Prompt engineering is the practice of crafting a prompt for generative AI that produces a quality response. Gemini, like any generative AI tool, will only produce responses as good as the prompt you give it. The tool needs the right amount of context and details to effectively process what you're asking for and provide a satisfactory answer.
Prompt engineering is part science, part art form. And as with many things with life, it can take some practice to get a feel for what works.
10 Guidelines for Effective AI Prompt Engineering
Good prompting is all about clarity, specificity, and intentionality. But knowing that in a general way is less useful than breaking it down into specific tips you can apply to the prompts you write.
Here are a few of the best practices that can help you go further with Google Gemini — but keep in mind that many of these recommendations are more general guidelines than hard and fast rules. You can always experiment and try out different strategies as you go to see what techniques work best for your needs.
1. Aim for the Sweet Spot: 21 Words
The most successful prompts tend to average around 21 words. This is a guideline that will vary a lot based on your specific needs. When you have a complex request, a longer prompt that includes more detail will likely yield better results.

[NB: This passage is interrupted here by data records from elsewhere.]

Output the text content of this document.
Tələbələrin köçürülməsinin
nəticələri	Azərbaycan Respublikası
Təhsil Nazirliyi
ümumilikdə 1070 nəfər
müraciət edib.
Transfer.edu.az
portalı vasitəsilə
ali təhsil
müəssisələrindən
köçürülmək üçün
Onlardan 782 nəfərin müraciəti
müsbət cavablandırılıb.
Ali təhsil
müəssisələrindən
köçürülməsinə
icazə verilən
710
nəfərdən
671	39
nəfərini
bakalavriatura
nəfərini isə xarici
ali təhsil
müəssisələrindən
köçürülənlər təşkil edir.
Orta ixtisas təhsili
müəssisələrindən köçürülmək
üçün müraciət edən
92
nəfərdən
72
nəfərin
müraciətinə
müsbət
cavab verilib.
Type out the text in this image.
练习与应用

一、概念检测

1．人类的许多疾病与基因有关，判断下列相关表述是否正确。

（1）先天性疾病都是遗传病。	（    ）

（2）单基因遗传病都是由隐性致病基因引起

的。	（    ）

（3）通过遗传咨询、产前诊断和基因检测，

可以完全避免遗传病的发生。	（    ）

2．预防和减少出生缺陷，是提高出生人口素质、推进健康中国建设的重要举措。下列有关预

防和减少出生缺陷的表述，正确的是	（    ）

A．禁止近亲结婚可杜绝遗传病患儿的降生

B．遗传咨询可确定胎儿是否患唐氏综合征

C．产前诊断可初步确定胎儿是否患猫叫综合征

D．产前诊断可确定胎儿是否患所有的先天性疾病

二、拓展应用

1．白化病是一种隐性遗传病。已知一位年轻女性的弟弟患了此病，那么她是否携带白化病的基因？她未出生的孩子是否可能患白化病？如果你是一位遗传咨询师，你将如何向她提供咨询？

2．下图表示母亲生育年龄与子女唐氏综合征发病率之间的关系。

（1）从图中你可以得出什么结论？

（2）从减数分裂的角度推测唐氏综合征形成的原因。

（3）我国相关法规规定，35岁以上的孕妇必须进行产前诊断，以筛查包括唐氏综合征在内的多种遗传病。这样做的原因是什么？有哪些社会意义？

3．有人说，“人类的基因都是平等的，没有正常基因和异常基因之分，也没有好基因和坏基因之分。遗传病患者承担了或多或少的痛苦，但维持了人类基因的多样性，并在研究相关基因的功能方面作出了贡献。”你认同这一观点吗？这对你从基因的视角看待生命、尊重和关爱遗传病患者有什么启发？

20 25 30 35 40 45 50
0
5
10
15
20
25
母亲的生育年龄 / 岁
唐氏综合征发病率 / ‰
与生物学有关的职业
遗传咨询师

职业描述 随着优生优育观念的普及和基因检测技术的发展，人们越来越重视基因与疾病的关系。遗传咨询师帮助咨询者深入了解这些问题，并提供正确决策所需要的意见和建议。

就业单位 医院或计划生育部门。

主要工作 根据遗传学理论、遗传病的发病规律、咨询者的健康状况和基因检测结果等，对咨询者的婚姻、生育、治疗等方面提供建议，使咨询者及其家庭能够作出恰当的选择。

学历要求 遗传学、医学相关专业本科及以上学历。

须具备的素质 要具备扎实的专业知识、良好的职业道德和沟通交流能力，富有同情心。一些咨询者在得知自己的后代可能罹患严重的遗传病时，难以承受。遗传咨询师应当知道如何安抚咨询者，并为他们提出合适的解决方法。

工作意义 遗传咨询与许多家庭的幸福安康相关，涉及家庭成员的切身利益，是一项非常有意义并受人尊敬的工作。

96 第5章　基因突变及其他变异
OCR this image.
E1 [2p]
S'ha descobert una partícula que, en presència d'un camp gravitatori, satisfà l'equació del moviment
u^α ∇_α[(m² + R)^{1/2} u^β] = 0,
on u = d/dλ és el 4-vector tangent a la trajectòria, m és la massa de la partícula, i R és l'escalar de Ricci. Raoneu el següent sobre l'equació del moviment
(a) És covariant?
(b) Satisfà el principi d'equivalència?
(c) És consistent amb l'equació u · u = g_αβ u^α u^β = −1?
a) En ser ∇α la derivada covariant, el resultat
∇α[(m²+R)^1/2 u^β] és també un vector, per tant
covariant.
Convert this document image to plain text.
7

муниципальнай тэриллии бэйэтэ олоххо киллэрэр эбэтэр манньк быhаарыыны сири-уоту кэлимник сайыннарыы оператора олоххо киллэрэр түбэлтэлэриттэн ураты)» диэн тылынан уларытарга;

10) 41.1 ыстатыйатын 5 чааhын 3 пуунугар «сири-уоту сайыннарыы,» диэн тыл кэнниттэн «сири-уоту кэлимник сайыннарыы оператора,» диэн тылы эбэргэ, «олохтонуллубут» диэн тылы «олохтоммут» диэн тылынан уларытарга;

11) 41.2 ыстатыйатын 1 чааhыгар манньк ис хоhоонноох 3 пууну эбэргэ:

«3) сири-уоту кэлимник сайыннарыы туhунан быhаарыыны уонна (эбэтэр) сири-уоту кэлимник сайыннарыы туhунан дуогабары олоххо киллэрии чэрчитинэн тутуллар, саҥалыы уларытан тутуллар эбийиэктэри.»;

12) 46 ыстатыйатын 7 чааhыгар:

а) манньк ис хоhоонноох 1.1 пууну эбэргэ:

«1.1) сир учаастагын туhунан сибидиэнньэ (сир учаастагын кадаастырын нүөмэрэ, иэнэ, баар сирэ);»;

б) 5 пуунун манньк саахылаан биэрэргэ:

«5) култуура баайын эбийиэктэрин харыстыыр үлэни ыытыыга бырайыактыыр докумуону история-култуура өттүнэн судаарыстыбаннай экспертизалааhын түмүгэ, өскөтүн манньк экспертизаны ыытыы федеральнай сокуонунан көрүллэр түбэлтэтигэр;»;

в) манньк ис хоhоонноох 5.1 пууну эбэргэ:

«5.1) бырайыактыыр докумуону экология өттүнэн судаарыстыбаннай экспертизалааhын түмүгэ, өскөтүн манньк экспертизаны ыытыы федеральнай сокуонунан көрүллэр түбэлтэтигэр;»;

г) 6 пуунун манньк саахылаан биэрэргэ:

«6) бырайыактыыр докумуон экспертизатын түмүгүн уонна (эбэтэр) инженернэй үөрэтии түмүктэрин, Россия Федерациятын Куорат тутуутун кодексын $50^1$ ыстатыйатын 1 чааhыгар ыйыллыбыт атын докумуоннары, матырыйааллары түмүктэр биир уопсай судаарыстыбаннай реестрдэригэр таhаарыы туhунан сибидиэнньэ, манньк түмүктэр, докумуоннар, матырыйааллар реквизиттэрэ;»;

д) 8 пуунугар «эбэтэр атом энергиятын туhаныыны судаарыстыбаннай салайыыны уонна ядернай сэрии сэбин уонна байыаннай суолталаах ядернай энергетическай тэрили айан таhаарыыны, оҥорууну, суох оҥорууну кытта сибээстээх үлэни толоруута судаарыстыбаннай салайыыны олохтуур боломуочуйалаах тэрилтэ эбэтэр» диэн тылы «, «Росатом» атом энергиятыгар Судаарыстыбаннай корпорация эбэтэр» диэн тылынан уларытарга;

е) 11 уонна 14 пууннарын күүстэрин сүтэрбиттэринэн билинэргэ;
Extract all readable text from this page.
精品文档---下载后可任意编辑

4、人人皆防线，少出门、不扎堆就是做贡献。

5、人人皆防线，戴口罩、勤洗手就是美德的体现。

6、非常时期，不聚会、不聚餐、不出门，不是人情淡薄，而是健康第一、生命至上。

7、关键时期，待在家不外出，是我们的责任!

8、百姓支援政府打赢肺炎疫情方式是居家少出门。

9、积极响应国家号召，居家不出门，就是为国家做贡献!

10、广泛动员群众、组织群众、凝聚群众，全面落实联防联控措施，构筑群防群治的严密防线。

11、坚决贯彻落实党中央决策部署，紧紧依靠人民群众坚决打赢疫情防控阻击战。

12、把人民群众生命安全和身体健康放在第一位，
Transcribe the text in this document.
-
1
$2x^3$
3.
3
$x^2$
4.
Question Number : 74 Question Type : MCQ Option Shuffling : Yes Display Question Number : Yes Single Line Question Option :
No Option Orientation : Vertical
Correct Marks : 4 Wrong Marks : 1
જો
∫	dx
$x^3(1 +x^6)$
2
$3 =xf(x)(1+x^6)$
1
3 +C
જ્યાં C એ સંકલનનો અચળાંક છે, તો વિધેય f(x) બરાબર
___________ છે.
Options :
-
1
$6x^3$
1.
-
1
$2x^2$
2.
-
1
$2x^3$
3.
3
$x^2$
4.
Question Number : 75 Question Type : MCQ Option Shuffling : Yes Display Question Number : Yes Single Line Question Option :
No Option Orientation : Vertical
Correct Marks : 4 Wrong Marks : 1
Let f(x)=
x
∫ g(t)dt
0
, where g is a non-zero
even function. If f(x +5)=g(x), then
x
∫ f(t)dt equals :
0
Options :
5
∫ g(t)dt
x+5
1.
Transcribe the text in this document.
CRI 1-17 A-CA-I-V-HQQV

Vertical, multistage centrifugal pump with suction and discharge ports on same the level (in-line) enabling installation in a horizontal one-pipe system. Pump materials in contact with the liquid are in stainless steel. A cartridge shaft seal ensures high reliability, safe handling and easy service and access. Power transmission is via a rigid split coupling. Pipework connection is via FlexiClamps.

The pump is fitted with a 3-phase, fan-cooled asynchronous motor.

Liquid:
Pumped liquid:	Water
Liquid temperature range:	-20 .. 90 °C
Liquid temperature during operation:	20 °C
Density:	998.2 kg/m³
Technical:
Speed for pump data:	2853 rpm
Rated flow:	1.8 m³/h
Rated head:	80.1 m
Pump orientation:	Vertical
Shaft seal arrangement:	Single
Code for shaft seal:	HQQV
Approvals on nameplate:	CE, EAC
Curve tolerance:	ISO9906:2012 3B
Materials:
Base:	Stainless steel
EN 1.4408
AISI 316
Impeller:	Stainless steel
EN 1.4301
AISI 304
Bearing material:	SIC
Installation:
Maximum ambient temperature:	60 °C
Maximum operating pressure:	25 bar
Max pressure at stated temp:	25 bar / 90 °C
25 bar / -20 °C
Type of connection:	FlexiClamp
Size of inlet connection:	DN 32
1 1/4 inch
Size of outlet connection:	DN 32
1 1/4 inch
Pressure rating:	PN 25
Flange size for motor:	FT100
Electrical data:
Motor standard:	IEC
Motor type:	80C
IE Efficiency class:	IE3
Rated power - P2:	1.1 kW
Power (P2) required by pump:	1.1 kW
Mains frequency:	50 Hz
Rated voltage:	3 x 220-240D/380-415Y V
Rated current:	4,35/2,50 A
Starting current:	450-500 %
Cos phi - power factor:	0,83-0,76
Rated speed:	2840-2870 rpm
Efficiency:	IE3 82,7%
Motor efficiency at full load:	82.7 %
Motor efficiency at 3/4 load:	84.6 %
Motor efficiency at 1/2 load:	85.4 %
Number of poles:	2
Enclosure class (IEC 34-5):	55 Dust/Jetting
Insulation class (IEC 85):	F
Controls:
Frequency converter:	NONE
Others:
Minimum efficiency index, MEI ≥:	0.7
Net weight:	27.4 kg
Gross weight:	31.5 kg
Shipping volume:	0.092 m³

And if you're looking for something fairly simple, you may get what you need with a shorter prompt. But aiming for 21 words can give you a good starting point as you're learning how to craft effective prompts.
2. Include the Main Four Elements
The best prompts will typically provide four main pieces of information:
Persona: Start by clarifying who you are, and potentially who your target audience is as well. If you're a UX designer working on an educational app for kids, saying so in your prompt will give Gemini the context to tailor its response to your situation.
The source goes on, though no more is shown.